Finkenwerder – Glückstadt – Brunsbüttel – Cuxhaven 29.06.- 03.07.2019

Am Sonnabend den 29.06.2019 fahren wir mit Sabine und Sebastian von Berlin aus wieder nach Hamburg.

Jetzt wird es wirklich ernst mit der Abreise. Kühlschrank und Wassermacher sind repariert, die letzten Einkäufe sind gemacht und von zu Hause haben wir noch ein paar fehlende Dinge mitgebracht.

Unser Boot liegt jetzt so tief im Wasser, das der Wasserpass (der normalerweise knapp über der Wasseroberfläche liegt) gar nicht mehr zu sehen ist.

Naja, wenn die Bordfrau ordentlich einkauft und der Skipper soooo viele Ersatzteile bunkert, dann kann das nicht anders enden.

In Karolinenhof haben wir noch mit den Hütern unseres Hauses alles besprochen. Vielen Dank an alle die sich in unserer Abwesenheit um Post, Blumen, Rasenmäher und die vielen anderen Dinge kümmern werden.

Bine und Basti übernachten noch mit an Bord und am Sonntag den 30.06.2019 mit dem auslaufenden Wasser am Nachmittag laufen auch wir aus.

Von Land fotografieren und winken Bine und Basti noch eine ganze Weile, dann sind wir wirklich unterwegs zu unserer langen Reise.

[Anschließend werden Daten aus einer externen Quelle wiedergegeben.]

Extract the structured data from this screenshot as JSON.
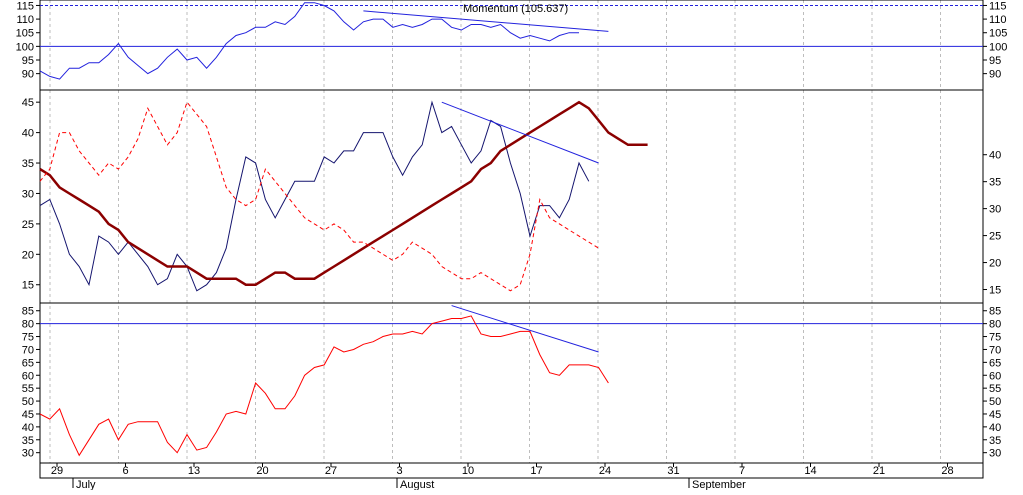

Geplant ist bis nach Cuxhaven zu kommen. Wir hatten auf der Fahrt nach Hamburg durch die einlaufende Flut so viel extra Geschwindigkeit, das wir das vom auslaufenden Wasser auch erwarten. Blöderweise weht ein heftiger westlicher Wind und es baut sich eine kurze aber sehr ruppige Welle vor uns auf. Wie wir hinterher von Insidern erfahren, fährt man bei Wind gegen Strom besser nicht raus. Jetzt wissen wir es auch. Immer wenn der Bug des Schiffes in ein Wellental kracht, geht die gesamte Geschwindigkeit verloren. So ist überhaupt nicht daran zu denken es bis Cuxhaven zu schaffen.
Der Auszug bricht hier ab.